Interpol inclui foragidos de megaoperação contra o PCC em lista internacional

Oito suspeitos de comandar esquema bilionário de combustíveis passam a ser procurados em 196 países

A Interpol incluiu oito foragidos da megaoperação Carbono Oculto contra o PCC na lista de difusão vermelha. Agora, os suspeitos podem ser localizados por polícias de 196 países-membros. A operação, considerada a maior do Brasil contra o crime organizado, foi deflagrada na última quinta-feira (28).

Entre os procurados estão Mohamad Hussein Mourad, apontado como “epicentro” do esquema, e Roberto Augusto Leme da Silva, considerado “colíder”. O grupo é acusado de fraudes bilionárias no setor de combustíveis e sonegação de impostos.

Quem são os foragidos

Os nomes incluídos na lista da Interpol pertencem aos principais suspeitos de liderar a rede criminosa que atuava no setor de combustíveis. Entre eles estão Mohamad Hussein Mourad, também conhecido como “João”, “Primo” ou “Jumbo”, considerado pelo Ministério Público o “epicentro” do esquema, e Roberto Augusto Leme da Silva, o “Beto Louco”, visto como “colíder” da organização criminosa.

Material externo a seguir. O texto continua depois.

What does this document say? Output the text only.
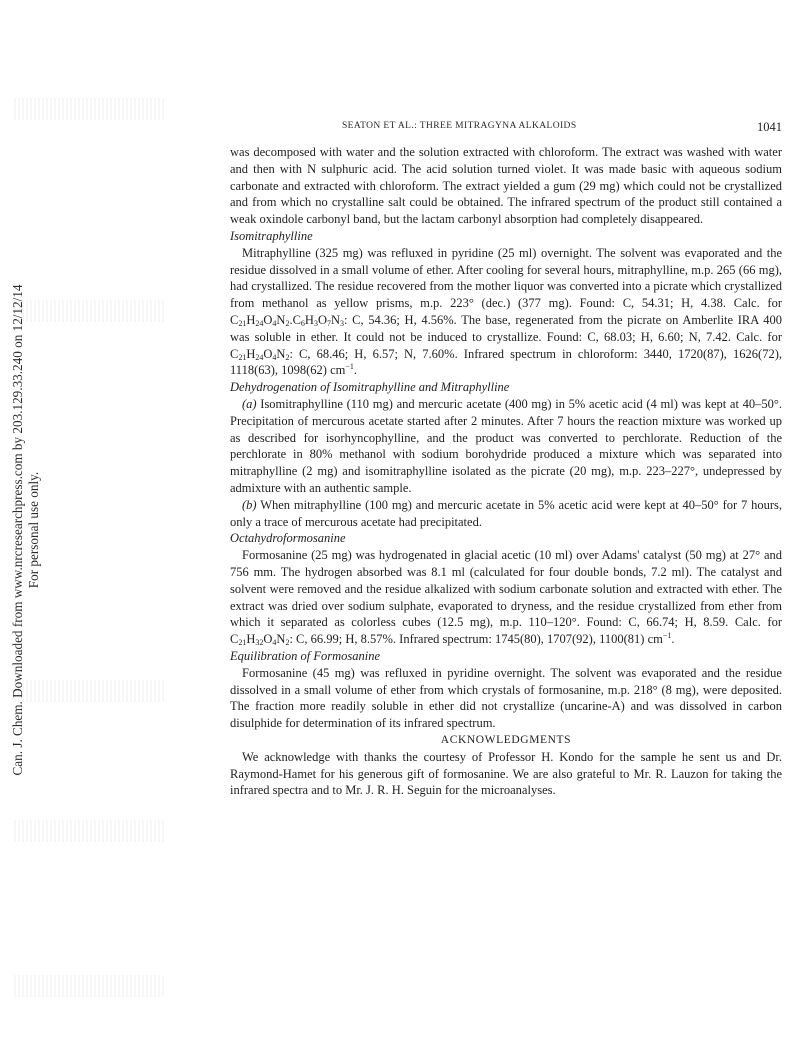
Can. J. Chem. Downloaded from www.nrcresearchpress.com by 203.129.33.240 on 12/12/14 For personal use only.
SEATON ET AL.: THREE MITRAGYNA ALKALOIDS	1041

was decomposed with water and the solution extracted with chloroform. The extract was washed with water and then with N sulphuric acid. The acid solution turned violet. It was made basic with aqueous sodium carbonate and extracted with chloroform. The extract yielded a gum (29 mg) which could not be crystallized and from which no crystalline salt could be obtained. The infrared spectrum of the product still contained a weak oxindole carbonyl band, but the lactam carbonyl absorption had completely disappeared.

Isomitraphylline

Mitraphylline (325 mg) was refluxed in pyridine (25 ml) overnight. The solvent was evaporated and the residue dissolved in a small volume of ether. After cooling for several hours, mitraphylline, m.p. 265 (66 mg), had crystallized. The residue recovered from the mother liquor was converted into a picrate which crystallized from methanol as yellow prisms, m.p. 223° (dec.) (377 mg). Found: C, 54.31; H, 4.38. Calc. for $C_{21}H_{24}O_4N_2.C_6H_3O_7N_3$: C, 54.36; H, 4.56%. The base, regenerated from the picrate on Amberlite IRA 400 was soluble in ether. It could not be induced to crystallize. Found: C, 68.03; H, 6.60; N, 7.42. Calc. for $C_{21}H_{24}O_4N_2$: C, 68.46; H, 6.57; N, 7.60%. Infrared spectrum in chloroform: 3440, 1720(87), 1626(72), 1118(63), 1098(62) $cm^{-1}$.

Dehydrogenation of Isomitraphylline and Mitraphylline

(a) Isomitraphylline (110 mg) and mercuric acetate (400 mg) in 5% acetic acid (4 ml) was kept at 40–50°. Precipitation of mercurous acetate started after 2 minutes. After 7 hours the reaction mixture was worked up as described for isorhyncophylline, and the product was converted to perchlorate. Reduction of the perchlorate in 80% methanol with sodium borohydride produced a mixture which was separated into mitraphylline (2 mg) and isomitraphylline isolated as the picrate (20 mg), m.p. 223–227°, undepressed by admixture with an authentic sample.

(b) When mitraphylline (100 mg) and mercuric acetate in 5% acetic acid were kept at 40–50° for 7 hours, only a trace of mercurous acetate had precipitated.

Octahydroformosanine

Formosanine (25 mg) was hydrogenated in glacial acetic (10 ml) over Adams' catalyst (50 mg) at 27° and 756 mm. The hydrogen absorbed was 8.1 ml (calculated for four double bonds, 7.2 ml). The catalyst and solvent were removed and the residue alkalized with sodium carbonate solution and extracted with ether. The extract was dried over sodium sulphate, evaporated to dryness, and the residue crystallized from ether from which it separated as colorless cubes (12.5 mg), m.p. 110–120°. Found: C, 66.74; H, 8.59. Calc. for $C_{21}H_{32}O_4N_2$: C, 66.99; H, 8.57%. Infrared spectrum: 1745(80), 1707(92), 1100(81) $cm^{-1}$.

Equilibration of Formosanine

Formosanine (45 mg) was refluxed in pyridine overnight. The solvent was evaporated and the residue dissolved in a small volume of ether from which crystals of formosanine, m.p. 218° (8 mg), were deposited. The fraction more readily soluble in ether did not crystallize (uncarine-A) and was dissolved in carbon disulphide for determination of its infrared spectrum.

ACKNOWLEDGMENTS

We acknowledge with thanks the courtesy of Professor H. Kondo for the sample he sent us and Dr. Raymond-Hamet for his generous gift of formosanine. We are also grateful to Mr. R. Lauzon for taking the infrared spectra and to Mr. J. R. H. Seguin for the microanalyses.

Outros nomes destacados são Daniel Dias Lopes, apontado como “pessoa chave” por sua ligação com distribuidoras de combustíveis de Mohamad, e Miriam Favero Lopes, esposa de Daniel e sócia de empresas ligadas ao esquema. Também figuram na lista Felipe Renan Jacobs, Renato Renard Gineste, Rodrigo Renard Gineste e Celso Leite Soares.

Detalhes da operação

Deflagrada na quinta-feira (28), a operação Carbono Oculto mobilizou 1.400 agentes que cumpriram mandados de busca, apreensão e prisão em oito estados: São Paulo, Espírito Santo, Goiás, Mato Grosso do Sul, Mato Grosso, Paraná, Rio de Janeiro e Santa Catarina.

Segundo autoridades da Fazenda de SP, o grupo criminoso sonegou mais de R$ 7,6 bilhões em impostos federais, estaduais e municipais. A ação é resultado da junção de três operações distintas e teve como alvo o combate ao crime organizado no setor de combustíveis.

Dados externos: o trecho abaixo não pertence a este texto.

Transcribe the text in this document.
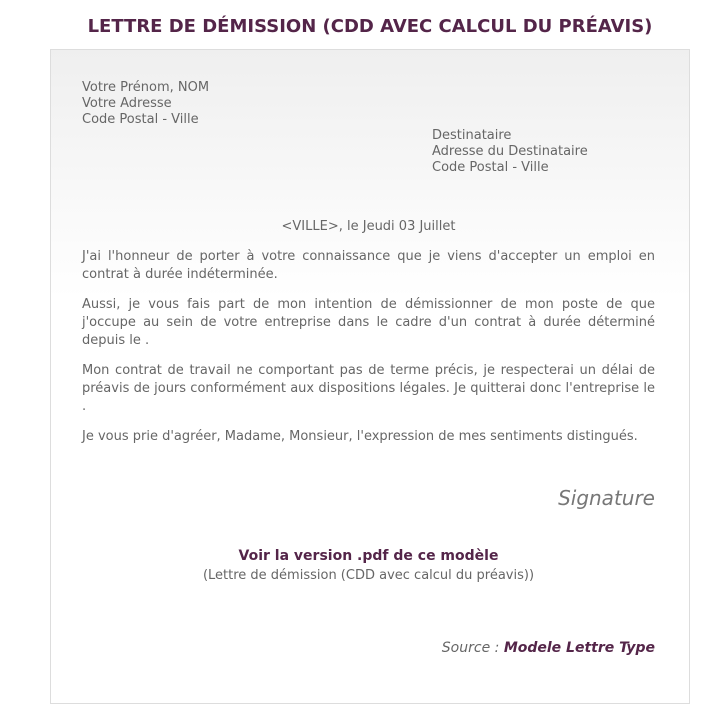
LETTRE DE DÉMISSION (CDD AVEC CALCUL DU PRÉAVIS)
Votre Prénom, NOM
Votre Adresse
Code Postal - Ville
Destinataire
Adresse du Destinataire
Code Postal - Ville
<VILLE>, le Jeudi 03 Juillet

J'ai l'honneur de porter à votre connaissance que je viens d'accepter un emploi en contrat à durée indéterminée.

Aussi, je vous fais part de mon intention de démissionner de mon poste de que j'occupe au sein de votre entreprise dans le cadre d'un contrat à durée déterminé depuis le .

Mon contrat de travail ne comportant pas de terme précis, je respecterai un délai de préavis de jours conformément aux dispositions légales. Je quitterai donc l'entreprise le .

Je vous prie d'agréer, Madame, Monsieur, l'expression de mes sentiments distingués.

Signature
Voir la version .pdf de ce modèle
(Lettre de démission (CDD avec calcul du préavis))
Source : Modele Lettre Type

Fraudes e impacto econômico

Uma das principais frentes do PCC era a importação irregular de produtos químicos para adulteração de combustíveis. Os investigadores identificaram mais de 300 postos envolvidos nas fraudes, enquanto o setor estima que cerca de 30% dos postos do estado de São Paulo, aproximadamente 2.500 estabelecimentos, possam ter sido afetados.

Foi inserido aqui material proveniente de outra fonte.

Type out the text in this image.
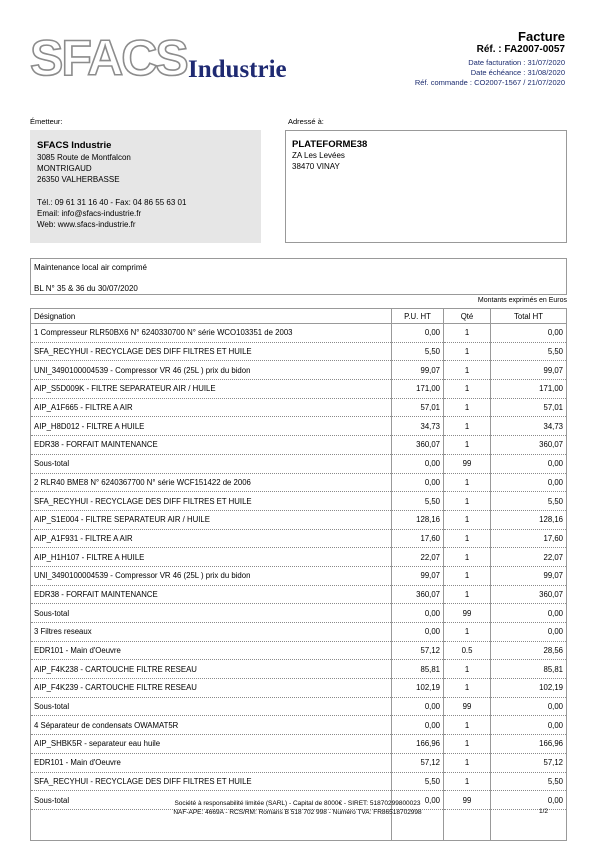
SFACS Industrie
Facture
Réf. : FA2007-0057
Date facturation : 31/07/2020
Date échéance : 31/08/2020
Réf. commande : CO2007-1567 / 21/07/2020
Émetteur:	Adressé à:
SFACS Industrie
3085 Route de Montfalcon
MONTRIGAUD
26350 VALHERBASSE
Tél.: 09 61 31 16 40 - Fax: 04 86 55 63 01
Email: info@sfacs-industrie.fr
Web: www.sfacs-industrie.fr
PLATEFORME38
ZA Les Levées
38470 VINAY
Maintenance local air comprimé
BL N° 35 & 36 du 30/07/2020
Montants exprimés en Euros
Désignation	P.U. HT	Qté	Total HT
1 Compresseur RLR50BX6 N° 6240330700 N° série WCO103351 de 2003	0,00	1	0,00
SFA_RECYHUI - RECYCLAGE DES DIFF FILTRES ET HUILE	5,50	1	5,50
UNI_3490100004539 - Compressor VR 46 (25L ) prix du bidon	99,07	1	99,07
AIP_S5D009K - FILTRE SEPARATEUR AIR / HUILE	171,00	1	171,00
AIP_A1F665 - FILTRE A AIR	57,01	1	57,01
AIP_H8D012 - FILTRE A HUILE	34,73	1	34,73
EDR38 - FORFAIT MAINTENANCE	360,07	1	360,07
Sous-total	0,00	99	0,00
2 RLR40 BME8 N° 6240367700 N° série WCF151422 de 2006	0,00	1	0,00
SFA_RECYHUI - RECYCLAGE DES DIFF FILTRES ET HUILE	5,50	1	5,50
AIP_S1E004 - FILTRE SEPARATEUR AIR / HUILE	128,16	1	128,16
AIP_A1F931 - FILTRE A AIR	17,60	1	17,60
AIP_H1H107 - FILTRE A HUILE	22,07	1	22,07
UNI_3490100004539 - Compressor VR 46 (25L ) prix du bidon	99,07	1	99,07
EDR38 - FORFAIT MAINTENANCE	360,07	1	360,07
Sous-total	0,00	99	0,00
3 Filtres reseaux	0,00	1	0,00
EDR101 - Main d'Oeuvre	57,12	0.5	28,56
AIP_F4K238 - CARTOUCHE FILTRE RESEAU	85,81	1	85,81
AIP_F4K239 - CARTOUCHE FILTRE RESEAU	102,19	1	102,19
Sous-total	0,00	99	0,00
4 Séparateur de condensats OWAMAT5R	0,00	1	0,00
AIP_SHBK5R - separateur eau huile	166,96	1	166,96
EDR101 - Main d'Oeuvre	57,12	1	57,12
SFA_RECYHUI - RECYCLAGE DES DIFF FILTRES ET HUILE	5,50	1	5,50
Sous-total	0,00	99	0,00

Société à responsabilité limitée (SARL) - Capital de 8000€ - SIRET: 51870299800023
NAF-APE: 4669A - RCS/RM: Romans B 518 702 998 - Numéro TVA: FR86518702998	1/2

A Receita Federal também detectou ao menos 40 fundos de investimentos, com patrimônio de R$ 30 bilhões, sob controle do grupo criminoso. As operações financeiras ocorriam no mercado de São Paulo, com membros infiltrados na Avenida Faria Lima.

Repercussão internacional

Com a inclusão dos nomes na lista de difusão vermelha, os foragidos passam a ser procurados internacionalmente, ampliando a cooperação entre as polícias dos 196 países-membros da Interpol e dificultando a fuga dos suspeitos.